The Lyric Stage also extends an invitation to notable directors. The Huntington’s Nicholas Martin drops in to direct the world premiere of 2 Lives (March 14–April 12). The latest work from Arthur Laurents (of Gypsy fame) is the tale of an aging playwright whose newfound inspiration is clouded by his lover’s death. That comes on the heels of Jason Sherman’s It’s All True (February 7–March 8). Set in 1937, the comedy has Orson Welles leading a protest against the ban on Marc Blitzstein’s The Cradle Will Rock.

In honor of the 50th anniversary of the premiere of Samuel Beckett’s Waiting for Godot (January 8–February 9), the New Repertory Theatre rounds up a cast of comic specialists including John Kuntz and Austin Pendleton to perform the absurdist magnum opus. New Rep’s Rick Lombardo directs. (See our " Theater " coumn, in " 8 Days a Week. " )

Winter holds some chills at the Wilbur, where Gosford Park producer Bob Balaban directs Brian Dennehy and Marlo Thomas in The Exonerated (January 21–February 2), a docudrama based on Jessica Blank and Erik Jensen’s interviews with former death-row inmates. But before that, a brief heat wave will roll through next door at the Wang Theatre when Some Like It Hot (January 14–19) shimmies into town. Tony Curtis takes the stage in a different role from that of the cross-dressing musician he played in the 1959 film version with Marilyn Monroe: this time he’s the multi-millionaire. And dancing queens can rejoice when the Colonial Theatre’s floors burn up as Mamma Mia! (January 25–April 26) shakes its Swedish bootie.

More serious musings occur down the street at the Tremont Theatre when Shakespeare & Company stages Golda’s Balcony (January 3–February 22), which premiered last summer at the company’s Lenox home. Daniel Gidron directs Annette Miller in William Gibson’s one-woman play about Golda Meir. After that, Boston Theatre Works constructs a prison set for Bruce Graham’s Coyote on a Fence (February 28–March 23).

Stages at the Boston Center for the Arts are set for shows ranging from campy to avant-garde.
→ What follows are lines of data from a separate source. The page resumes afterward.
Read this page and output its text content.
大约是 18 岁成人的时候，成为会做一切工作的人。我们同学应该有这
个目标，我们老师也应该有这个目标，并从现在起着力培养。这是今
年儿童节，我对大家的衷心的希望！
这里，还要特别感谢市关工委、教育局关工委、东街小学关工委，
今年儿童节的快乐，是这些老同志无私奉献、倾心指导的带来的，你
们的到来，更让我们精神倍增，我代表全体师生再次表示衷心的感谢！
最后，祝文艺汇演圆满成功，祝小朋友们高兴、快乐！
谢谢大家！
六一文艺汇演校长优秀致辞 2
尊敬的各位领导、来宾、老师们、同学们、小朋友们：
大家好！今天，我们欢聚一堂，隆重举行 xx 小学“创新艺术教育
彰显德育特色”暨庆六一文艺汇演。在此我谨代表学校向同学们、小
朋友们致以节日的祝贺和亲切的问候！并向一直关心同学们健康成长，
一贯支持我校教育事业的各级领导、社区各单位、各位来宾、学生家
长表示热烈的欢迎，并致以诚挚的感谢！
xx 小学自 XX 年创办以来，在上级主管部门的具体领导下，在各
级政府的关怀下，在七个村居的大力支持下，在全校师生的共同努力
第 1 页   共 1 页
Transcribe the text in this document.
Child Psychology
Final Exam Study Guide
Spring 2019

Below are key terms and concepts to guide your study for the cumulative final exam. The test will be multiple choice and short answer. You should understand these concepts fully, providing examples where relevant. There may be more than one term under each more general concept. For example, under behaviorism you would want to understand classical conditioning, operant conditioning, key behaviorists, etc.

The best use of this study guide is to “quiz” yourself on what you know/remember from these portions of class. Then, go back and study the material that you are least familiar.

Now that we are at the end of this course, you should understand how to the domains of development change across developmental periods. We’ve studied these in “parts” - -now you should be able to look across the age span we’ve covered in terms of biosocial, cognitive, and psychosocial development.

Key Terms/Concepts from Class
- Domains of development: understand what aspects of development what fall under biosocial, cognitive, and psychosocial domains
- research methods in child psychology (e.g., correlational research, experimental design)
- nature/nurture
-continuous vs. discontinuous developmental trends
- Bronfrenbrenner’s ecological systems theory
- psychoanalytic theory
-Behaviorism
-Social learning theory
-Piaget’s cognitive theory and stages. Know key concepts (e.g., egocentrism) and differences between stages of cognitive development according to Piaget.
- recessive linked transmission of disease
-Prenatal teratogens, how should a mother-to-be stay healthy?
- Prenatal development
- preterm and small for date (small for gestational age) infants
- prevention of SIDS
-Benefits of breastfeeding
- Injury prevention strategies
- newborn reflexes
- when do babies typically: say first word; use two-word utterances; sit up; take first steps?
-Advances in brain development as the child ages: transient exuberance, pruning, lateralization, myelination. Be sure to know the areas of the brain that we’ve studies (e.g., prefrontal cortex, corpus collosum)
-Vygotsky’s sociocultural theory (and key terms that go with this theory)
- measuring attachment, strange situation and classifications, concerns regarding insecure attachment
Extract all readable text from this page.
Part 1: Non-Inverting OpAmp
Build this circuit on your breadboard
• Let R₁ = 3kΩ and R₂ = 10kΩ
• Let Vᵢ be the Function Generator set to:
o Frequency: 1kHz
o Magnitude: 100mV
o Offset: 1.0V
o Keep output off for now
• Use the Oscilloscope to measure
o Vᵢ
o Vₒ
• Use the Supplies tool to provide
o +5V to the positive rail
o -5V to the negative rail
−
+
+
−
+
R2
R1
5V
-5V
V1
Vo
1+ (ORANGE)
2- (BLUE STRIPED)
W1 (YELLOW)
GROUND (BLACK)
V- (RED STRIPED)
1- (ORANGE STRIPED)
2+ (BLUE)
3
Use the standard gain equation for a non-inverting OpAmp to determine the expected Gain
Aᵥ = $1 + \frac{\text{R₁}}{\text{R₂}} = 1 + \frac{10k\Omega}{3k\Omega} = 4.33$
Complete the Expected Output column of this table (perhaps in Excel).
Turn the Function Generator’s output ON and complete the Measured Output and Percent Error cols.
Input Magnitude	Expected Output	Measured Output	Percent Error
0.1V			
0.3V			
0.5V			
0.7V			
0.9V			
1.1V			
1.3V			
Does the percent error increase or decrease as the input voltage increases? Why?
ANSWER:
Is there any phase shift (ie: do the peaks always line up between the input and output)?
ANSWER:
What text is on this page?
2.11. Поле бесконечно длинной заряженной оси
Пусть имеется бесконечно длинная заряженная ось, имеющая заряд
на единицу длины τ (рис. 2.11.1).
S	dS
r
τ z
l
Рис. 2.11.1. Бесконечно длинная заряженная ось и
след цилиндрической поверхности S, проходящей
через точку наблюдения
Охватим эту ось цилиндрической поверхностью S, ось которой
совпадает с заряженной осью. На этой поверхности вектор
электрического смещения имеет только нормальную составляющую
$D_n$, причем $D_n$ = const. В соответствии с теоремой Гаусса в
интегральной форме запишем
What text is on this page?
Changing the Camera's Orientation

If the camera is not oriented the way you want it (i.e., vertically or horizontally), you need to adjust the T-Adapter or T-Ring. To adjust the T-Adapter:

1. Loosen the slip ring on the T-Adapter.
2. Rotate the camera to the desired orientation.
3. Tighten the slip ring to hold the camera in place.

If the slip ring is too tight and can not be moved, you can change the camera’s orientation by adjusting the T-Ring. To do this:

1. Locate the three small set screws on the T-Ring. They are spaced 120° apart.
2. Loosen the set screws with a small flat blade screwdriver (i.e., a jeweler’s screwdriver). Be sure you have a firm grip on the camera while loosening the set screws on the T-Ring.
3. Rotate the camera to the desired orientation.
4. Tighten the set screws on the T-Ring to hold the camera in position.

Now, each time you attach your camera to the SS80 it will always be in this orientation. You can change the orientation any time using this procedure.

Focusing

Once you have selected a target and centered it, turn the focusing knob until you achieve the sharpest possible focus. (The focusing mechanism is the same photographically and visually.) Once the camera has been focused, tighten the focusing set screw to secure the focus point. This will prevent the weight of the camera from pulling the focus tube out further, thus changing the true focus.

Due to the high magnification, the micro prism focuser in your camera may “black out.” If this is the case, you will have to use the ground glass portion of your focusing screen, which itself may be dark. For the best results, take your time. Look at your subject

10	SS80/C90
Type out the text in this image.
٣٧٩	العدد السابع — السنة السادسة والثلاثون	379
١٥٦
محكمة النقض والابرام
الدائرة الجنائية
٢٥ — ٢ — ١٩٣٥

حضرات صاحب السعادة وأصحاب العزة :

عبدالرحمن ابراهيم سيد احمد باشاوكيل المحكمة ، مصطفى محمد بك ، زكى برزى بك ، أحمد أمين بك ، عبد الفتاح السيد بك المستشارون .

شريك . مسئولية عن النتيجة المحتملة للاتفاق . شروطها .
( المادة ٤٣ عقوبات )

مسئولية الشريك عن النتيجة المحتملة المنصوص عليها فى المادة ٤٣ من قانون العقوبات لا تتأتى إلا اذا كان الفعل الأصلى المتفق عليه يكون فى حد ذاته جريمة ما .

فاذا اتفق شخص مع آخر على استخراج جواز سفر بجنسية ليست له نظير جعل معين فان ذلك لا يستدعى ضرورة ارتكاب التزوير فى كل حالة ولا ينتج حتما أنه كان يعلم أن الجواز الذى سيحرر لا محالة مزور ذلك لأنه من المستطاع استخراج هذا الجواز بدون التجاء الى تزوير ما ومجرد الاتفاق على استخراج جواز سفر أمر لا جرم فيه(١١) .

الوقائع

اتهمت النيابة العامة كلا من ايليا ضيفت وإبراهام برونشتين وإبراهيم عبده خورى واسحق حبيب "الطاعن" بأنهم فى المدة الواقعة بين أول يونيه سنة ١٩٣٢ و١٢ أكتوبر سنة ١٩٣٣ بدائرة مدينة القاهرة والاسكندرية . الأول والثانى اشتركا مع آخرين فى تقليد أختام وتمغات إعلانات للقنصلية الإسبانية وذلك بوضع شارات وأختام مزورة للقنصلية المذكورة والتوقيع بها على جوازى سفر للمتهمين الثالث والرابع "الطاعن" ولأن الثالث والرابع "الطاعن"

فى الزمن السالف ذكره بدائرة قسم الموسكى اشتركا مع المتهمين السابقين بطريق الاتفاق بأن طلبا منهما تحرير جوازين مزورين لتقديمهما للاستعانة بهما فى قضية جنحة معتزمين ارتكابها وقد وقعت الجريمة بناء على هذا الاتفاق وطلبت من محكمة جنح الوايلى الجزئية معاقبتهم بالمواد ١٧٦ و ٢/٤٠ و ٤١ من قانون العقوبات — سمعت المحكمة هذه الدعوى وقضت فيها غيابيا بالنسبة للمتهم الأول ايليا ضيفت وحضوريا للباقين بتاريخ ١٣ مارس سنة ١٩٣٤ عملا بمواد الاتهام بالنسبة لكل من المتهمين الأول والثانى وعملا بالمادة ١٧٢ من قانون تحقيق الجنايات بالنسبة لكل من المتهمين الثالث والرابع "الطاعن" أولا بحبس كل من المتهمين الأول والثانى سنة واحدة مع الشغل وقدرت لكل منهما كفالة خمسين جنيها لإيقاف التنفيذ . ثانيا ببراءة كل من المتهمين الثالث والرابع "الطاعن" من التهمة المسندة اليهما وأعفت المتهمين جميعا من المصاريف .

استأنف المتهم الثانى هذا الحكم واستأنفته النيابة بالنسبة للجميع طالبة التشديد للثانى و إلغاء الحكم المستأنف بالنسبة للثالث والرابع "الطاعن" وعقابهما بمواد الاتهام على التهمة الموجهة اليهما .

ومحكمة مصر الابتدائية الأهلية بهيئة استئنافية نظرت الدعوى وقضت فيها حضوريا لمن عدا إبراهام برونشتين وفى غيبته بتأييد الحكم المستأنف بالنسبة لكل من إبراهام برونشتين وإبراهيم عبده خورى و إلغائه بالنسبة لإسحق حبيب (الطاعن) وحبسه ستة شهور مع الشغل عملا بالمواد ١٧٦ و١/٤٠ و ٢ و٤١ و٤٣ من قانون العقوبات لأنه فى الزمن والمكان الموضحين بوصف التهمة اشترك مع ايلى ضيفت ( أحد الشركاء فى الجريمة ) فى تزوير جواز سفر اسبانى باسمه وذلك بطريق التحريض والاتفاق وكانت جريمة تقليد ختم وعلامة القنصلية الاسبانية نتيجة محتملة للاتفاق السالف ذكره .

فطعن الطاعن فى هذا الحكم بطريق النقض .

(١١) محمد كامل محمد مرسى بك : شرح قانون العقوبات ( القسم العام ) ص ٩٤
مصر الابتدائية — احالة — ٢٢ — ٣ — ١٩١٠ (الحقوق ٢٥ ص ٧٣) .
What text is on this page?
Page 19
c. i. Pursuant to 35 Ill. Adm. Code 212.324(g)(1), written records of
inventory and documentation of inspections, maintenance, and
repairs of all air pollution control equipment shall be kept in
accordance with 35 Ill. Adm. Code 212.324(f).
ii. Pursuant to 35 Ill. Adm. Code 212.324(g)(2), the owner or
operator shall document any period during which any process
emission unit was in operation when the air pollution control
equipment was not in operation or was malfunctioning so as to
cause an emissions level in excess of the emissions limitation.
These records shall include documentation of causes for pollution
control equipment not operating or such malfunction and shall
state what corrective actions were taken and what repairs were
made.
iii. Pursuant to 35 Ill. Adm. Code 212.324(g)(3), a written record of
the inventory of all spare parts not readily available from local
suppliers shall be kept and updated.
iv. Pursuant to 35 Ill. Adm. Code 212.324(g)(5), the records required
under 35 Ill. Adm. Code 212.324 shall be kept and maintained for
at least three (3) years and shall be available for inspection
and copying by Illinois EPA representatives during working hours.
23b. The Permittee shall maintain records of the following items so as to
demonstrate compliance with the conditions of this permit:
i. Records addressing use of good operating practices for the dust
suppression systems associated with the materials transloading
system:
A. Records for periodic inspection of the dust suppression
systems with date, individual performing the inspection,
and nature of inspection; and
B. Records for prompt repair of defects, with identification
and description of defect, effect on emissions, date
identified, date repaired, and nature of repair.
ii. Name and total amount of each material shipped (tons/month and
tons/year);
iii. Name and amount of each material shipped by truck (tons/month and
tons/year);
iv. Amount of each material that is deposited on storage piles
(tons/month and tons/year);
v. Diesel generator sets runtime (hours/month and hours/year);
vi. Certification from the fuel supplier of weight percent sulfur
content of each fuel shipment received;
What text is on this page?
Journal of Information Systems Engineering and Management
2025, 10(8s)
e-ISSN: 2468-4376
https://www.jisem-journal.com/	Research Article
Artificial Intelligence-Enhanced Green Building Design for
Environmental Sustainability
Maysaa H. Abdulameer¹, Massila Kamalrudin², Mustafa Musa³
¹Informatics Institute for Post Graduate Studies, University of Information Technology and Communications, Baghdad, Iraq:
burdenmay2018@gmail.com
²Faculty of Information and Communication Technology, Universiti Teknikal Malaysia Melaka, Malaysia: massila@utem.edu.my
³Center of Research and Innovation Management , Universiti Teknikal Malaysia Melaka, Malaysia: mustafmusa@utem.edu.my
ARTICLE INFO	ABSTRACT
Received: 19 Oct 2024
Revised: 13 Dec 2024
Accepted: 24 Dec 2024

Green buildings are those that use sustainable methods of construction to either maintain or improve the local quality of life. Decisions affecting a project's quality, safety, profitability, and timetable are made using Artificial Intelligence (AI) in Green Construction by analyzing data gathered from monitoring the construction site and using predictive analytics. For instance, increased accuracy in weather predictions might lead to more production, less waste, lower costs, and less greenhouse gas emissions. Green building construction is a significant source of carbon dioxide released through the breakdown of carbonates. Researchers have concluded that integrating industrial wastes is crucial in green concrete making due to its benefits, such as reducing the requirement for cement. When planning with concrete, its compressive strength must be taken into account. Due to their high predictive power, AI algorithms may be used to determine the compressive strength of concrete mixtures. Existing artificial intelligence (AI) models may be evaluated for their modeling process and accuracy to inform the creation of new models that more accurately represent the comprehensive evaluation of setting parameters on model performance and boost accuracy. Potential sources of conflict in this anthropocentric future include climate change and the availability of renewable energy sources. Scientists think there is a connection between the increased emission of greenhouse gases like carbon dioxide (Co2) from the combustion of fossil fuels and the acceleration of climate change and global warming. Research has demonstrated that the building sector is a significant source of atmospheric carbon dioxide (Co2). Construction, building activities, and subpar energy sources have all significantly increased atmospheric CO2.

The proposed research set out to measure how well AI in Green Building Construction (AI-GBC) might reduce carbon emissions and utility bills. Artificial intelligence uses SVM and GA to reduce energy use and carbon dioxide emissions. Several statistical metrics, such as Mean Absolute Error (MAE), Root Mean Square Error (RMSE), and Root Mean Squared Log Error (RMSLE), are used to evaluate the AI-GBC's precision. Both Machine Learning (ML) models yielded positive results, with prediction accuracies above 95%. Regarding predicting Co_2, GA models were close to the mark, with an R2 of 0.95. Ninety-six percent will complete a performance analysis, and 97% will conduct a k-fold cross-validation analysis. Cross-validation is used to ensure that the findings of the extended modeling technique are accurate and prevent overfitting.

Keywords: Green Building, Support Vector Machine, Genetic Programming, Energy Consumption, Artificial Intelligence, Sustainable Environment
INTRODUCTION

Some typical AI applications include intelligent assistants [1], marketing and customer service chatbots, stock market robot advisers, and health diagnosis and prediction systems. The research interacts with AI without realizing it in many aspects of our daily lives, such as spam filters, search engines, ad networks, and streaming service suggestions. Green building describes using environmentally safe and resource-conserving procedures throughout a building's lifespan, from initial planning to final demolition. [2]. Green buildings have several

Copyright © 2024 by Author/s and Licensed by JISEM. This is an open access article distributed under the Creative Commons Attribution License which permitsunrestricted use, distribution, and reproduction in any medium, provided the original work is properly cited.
SpeakEasy does some hard-edged talking with The Shape of Things (January 31–February 21), a reversed-gender Pygmalion by film director/playwright Neil LaBute (Your Friends and Neighbors, Nurse Betty). But SpeakEasy’s darkness theme sets in before that when Bat Boy: The Musical (January 3–25) stirs in its cave. The company reprises its sci-fi farce based on Weekly World News stories. Súgán Theatre Company has Bill Meleady in Howie the Rookie (January 24–February 15), Mark O’Rowe’s Dublin-set story of gangsters in " a bizarre feud of honor involving a scabies-infested mattress. " And Company One has Truth and Beauty (January 9–February 1), a multimedia meditation by experimental guru Ping Chong.

The landscape is lush where dancing feet tread. World Music’s Flamenco Festival (January 23–26) brings Juana Amaya y Farruquito and Ballet Flamenco Sara Baras to the Shubert. Boston Ballet twirls back to the Wang Theatre to spin the pastoral yarn of La fille mal gardée (February 20–March 2). When the ballet arabesques off, the Mark Morris Dance Group leaps into the Shubert (March 13–16).